If you add a little bacon and lettuce for variety, some folks, myself included, can come close to living on tomatoes when they are in season.
Just any tomato will not do, they have to be home grown ones picked fresh off the vines that have been carefully tended.
For many years I was a second class tomato gardener because I had to convince them to grow on Canada's east coast.
We often had some very nice tomatoes late in August if were lucky. My mother and my wife's father were both extraordinary tomato gardeners. Of course growing tomatoes near Mount Airy, NC is a little different than growing them along the Bay of Fundy where 70 degrees is a warm summer day.
A few years ago, after moving to Roanoke, VA, I decided to record on my blog how I grow tomatoes in case my kids ever got the fever. My first post on tomatoes was The Spring Tomato Ritual.

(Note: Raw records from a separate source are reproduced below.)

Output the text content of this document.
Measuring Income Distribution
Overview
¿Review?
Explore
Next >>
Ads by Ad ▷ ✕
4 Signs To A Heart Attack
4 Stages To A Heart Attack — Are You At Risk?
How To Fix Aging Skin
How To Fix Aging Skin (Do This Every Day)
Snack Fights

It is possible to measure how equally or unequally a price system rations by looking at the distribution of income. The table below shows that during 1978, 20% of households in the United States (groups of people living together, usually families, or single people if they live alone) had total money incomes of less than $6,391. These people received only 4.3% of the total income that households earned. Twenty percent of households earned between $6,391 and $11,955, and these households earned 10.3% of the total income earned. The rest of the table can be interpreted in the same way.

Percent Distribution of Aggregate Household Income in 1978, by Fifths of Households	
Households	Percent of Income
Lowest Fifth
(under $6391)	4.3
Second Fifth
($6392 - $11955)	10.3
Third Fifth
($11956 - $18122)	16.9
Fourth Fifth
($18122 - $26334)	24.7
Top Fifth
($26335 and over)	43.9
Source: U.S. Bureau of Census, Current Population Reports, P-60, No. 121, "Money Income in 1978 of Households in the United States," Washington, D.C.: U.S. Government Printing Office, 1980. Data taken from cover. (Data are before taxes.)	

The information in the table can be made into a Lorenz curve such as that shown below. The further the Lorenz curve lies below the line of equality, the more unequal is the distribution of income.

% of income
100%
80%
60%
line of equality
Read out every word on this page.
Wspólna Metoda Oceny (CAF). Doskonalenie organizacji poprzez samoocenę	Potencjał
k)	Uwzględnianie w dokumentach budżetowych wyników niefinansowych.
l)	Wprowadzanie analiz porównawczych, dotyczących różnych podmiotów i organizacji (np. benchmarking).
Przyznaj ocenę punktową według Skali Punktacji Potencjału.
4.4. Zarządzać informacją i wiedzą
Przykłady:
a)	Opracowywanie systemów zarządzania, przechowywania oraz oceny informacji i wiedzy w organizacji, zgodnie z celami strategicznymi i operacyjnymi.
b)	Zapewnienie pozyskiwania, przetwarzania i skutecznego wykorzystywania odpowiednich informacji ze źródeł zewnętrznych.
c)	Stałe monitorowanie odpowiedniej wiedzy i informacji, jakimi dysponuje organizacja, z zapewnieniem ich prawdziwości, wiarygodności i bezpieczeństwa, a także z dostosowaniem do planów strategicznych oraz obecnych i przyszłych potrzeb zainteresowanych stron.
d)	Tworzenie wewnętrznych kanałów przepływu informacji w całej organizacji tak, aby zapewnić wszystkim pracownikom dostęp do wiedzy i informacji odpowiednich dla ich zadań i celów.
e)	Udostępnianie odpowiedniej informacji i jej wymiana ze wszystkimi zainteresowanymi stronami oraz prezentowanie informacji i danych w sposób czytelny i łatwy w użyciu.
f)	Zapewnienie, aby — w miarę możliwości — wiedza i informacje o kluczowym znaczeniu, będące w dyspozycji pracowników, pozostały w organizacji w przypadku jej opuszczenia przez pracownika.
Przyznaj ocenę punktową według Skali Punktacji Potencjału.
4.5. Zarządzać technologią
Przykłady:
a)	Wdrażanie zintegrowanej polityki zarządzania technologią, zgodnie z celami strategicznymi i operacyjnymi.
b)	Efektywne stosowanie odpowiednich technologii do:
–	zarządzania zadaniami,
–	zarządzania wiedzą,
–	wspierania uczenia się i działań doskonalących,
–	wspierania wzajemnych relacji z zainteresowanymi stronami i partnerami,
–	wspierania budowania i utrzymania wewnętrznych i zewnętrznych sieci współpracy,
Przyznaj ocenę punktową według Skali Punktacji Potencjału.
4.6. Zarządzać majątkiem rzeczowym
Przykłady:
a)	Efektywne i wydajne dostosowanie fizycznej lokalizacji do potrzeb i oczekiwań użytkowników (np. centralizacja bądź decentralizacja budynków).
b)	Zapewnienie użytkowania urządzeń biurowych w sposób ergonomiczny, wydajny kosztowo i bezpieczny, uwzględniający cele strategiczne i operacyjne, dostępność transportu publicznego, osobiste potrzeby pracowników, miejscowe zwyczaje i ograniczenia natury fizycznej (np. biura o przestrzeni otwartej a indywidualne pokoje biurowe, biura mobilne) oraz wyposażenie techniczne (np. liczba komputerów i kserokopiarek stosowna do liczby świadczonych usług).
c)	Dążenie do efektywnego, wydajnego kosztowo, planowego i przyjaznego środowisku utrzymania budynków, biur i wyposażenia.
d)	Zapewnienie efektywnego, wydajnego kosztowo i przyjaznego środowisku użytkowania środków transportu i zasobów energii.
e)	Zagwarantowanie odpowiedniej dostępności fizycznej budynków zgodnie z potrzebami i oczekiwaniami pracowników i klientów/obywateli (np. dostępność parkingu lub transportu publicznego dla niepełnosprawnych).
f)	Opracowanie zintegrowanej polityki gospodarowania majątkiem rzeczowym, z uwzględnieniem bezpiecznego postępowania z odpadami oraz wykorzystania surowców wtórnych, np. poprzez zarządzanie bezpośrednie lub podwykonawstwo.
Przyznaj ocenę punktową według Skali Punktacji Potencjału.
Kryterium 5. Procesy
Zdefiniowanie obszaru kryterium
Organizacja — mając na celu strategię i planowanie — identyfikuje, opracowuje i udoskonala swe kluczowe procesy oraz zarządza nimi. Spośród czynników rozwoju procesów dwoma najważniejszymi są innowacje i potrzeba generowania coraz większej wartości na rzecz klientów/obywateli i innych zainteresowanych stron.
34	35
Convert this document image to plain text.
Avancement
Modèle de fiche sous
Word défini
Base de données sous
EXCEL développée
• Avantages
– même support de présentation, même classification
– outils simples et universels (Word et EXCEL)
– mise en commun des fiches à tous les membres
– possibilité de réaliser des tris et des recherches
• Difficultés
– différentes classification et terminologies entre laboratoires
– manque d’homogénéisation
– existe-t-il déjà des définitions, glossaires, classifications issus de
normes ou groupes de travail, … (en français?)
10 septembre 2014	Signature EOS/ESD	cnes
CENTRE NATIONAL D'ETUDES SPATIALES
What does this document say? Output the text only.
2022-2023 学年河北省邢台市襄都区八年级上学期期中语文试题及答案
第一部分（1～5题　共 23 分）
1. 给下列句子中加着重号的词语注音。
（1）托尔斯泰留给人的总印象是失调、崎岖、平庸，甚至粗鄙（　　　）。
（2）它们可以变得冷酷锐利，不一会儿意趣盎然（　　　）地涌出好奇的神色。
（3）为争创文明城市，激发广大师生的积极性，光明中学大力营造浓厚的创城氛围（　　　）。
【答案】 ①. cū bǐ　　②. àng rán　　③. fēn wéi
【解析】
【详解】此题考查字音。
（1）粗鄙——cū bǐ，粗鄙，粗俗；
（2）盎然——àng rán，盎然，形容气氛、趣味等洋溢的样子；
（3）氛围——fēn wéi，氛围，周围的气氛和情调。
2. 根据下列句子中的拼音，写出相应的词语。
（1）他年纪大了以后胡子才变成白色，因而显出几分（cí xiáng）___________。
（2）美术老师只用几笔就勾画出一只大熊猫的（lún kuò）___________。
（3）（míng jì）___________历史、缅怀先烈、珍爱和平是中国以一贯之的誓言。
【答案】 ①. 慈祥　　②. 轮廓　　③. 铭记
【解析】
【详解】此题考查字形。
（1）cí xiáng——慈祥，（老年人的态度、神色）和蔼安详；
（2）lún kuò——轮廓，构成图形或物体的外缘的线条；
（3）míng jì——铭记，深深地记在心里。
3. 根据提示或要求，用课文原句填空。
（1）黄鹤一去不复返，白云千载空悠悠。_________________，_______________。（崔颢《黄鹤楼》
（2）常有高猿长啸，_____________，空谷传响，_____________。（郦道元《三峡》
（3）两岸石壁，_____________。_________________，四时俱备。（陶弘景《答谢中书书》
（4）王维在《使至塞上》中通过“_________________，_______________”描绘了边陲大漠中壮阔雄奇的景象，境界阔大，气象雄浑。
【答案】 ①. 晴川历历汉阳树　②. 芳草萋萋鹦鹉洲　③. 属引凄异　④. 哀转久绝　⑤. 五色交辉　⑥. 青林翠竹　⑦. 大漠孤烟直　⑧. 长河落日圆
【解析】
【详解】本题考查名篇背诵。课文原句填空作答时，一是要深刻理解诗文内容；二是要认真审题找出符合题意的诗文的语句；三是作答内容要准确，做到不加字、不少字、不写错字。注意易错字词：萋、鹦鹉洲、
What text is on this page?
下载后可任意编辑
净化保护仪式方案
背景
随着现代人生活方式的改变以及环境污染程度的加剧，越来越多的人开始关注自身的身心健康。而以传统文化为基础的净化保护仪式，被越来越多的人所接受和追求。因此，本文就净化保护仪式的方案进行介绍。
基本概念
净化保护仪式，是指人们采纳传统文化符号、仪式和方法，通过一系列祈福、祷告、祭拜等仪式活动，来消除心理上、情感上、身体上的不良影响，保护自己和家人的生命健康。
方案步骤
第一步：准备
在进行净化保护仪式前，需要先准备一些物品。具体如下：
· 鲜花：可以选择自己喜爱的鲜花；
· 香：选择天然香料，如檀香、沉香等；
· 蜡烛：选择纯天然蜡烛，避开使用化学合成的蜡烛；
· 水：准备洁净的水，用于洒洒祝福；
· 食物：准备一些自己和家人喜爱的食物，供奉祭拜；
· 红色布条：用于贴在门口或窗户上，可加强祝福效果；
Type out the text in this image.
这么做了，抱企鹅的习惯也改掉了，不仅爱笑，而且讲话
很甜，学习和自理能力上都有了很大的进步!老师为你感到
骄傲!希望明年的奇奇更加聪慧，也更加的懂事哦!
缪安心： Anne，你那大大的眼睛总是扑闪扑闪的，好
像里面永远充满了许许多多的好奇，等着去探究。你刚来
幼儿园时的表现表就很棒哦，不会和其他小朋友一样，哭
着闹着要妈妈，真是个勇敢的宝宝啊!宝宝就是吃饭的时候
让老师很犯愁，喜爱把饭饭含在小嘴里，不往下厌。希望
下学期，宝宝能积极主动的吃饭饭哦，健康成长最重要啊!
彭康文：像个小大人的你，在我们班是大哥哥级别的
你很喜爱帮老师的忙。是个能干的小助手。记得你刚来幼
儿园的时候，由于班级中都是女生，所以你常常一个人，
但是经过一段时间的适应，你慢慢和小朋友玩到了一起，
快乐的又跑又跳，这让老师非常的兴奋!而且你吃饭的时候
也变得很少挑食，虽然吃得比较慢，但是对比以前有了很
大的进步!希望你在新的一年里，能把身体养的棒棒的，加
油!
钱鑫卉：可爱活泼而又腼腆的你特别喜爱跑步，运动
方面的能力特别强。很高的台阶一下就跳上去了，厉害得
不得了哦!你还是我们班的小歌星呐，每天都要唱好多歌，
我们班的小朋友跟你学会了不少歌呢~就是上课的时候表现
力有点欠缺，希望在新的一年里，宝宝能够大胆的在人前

The next year I started with The great tomato race is on!. My annual attempt to produce a fourth of July tomato had turned into a race with my good friend Mike who still lives in Lewisville, NC where he and I used to roam the woods as kids while our parents grew tomatoes.
Last year was my first year gardening on the coast. A year's experience is going to help, and I have gone with three varieties this year. One is a 55 day variety so we will see how things stack up this year when the first tomatoes are sliced.
My plants went into the ground on April 3 this year. That is a little over a month earlier than last year's May 5 planting date.
Still for all I know, Mike has heat lamps beside his already. He will not be defeated easily, and I also have picked up a local challenger.
Another friend, Dean, has had his tomato plants in the ground for a while. He is from above the Mason Dixon line so he will have to be watched closely to gauge whether he will be serious competition or not.
We should have a lot of fun, and I will post updates, maybe even photos of the other gardens.
Other gardeners are not the only competition, I also have to battle the tomato horn worms and the fiddler crabs who developed a real taste for tomatoes last year.
That first sandwich in late June (I hope) will be well worth all the effort especially if the vines last into December like they did last year.
This year we ate our last home grown tomato in late January.